Definition
A Register Alias Table (RAT) is a hardware table used in a processor's register-renaming stage. It holds the most recent mapping of each logical register specifier to a physical destination register (Pdst). During renaming, the RAT is used to rename an instruction's logical source registers into physical register specifiers. The resulting physical register identifiers are forwarded to the reservation station so the instruction can determine when it is ready to execute.
Role in register renaming
In the described register-renaming design, instructions contain logical register specifiers: typically a logical destination register and two logical source registers. Register renaming replaces these logical specifiers with physical register specifiers. The destination physical register is allocated from a free list, while the RAT supplies the current physical mappings for source logical registers.

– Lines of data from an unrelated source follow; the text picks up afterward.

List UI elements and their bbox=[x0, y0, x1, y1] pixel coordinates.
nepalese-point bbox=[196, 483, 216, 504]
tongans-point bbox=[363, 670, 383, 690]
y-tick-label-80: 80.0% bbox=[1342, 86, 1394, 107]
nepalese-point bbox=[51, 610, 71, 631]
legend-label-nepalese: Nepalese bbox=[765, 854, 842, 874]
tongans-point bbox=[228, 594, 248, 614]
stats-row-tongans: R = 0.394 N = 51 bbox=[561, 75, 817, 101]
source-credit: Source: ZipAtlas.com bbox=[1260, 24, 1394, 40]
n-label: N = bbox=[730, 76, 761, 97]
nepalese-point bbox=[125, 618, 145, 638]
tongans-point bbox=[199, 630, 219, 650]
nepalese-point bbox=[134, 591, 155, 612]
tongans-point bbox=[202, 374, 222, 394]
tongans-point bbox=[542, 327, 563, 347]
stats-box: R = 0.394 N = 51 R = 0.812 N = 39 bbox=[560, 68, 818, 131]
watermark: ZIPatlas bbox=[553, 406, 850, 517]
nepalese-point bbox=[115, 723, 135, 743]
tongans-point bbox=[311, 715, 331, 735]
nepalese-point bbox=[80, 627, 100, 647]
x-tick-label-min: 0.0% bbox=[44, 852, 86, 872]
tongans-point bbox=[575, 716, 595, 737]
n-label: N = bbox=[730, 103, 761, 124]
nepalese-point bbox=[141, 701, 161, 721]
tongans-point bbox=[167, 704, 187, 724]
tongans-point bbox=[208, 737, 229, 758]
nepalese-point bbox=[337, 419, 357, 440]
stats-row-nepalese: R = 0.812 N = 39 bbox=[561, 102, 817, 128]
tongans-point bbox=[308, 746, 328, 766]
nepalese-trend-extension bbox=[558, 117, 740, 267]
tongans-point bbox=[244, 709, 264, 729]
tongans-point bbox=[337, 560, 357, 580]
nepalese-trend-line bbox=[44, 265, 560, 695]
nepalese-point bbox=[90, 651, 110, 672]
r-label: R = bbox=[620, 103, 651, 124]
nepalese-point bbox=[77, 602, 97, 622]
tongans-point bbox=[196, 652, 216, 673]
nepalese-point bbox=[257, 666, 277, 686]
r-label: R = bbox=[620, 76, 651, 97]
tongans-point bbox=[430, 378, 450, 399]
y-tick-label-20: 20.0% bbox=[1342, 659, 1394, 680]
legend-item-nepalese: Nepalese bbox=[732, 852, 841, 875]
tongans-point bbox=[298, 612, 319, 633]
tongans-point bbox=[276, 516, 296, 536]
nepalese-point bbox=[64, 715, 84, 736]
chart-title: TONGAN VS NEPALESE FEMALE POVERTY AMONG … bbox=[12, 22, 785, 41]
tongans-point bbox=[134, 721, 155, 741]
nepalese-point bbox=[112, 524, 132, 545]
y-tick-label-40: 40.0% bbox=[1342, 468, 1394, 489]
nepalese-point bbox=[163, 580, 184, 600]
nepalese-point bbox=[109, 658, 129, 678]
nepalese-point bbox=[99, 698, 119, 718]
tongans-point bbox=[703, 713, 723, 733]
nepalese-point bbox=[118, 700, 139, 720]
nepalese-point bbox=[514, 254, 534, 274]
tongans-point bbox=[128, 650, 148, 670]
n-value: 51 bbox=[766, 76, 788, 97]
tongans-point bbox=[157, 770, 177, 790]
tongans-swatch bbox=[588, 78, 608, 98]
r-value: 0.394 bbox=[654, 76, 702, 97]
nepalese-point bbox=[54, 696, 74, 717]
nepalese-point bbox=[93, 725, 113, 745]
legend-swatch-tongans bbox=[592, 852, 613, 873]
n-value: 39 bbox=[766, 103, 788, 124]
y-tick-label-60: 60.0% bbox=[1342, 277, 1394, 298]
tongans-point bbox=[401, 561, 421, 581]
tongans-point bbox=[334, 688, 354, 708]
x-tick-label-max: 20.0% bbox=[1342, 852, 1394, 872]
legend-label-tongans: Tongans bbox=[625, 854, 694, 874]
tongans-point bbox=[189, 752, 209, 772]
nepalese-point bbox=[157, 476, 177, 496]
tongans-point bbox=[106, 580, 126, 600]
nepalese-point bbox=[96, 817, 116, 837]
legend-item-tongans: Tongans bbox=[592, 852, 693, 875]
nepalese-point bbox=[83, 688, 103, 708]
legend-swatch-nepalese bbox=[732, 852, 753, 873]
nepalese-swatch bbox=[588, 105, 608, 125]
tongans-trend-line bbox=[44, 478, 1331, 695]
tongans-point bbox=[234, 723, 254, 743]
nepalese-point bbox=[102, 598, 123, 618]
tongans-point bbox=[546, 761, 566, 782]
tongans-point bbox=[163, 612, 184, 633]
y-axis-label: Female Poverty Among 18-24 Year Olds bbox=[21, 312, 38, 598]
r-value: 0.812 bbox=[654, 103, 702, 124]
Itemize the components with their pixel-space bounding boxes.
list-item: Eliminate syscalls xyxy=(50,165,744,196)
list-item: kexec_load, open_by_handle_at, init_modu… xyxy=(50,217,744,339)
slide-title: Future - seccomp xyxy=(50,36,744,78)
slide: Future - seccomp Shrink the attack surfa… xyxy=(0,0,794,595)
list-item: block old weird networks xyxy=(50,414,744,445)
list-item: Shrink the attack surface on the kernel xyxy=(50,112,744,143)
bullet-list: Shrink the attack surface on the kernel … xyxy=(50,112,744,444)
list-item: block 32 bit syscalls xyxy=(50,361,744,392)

The register-renaming stage described in the evidence includes three hardware arrays:
- Free List (FL): provides free physical destination registers for newly renamed destination operands.
- Register Alias Table (RAT): stores the latest logical-to-physical mappings and is used for source-operand renaming.
- Checkpoint Table (CKPT): stores snapshots of the RAT, including snapshots taken when branch instructions are encountered.
Checkpointing and recovery
The RAT can be checkpointed to support recovery after pipeline flushes. When a mispredicted branch causes a flush, the register-renaming state is restored using the checkpoint associated with the branch. In that recovery process, the RAT is restored from the checkpoint, and physical destination registers allocated after the offending instruction are returned to the free list.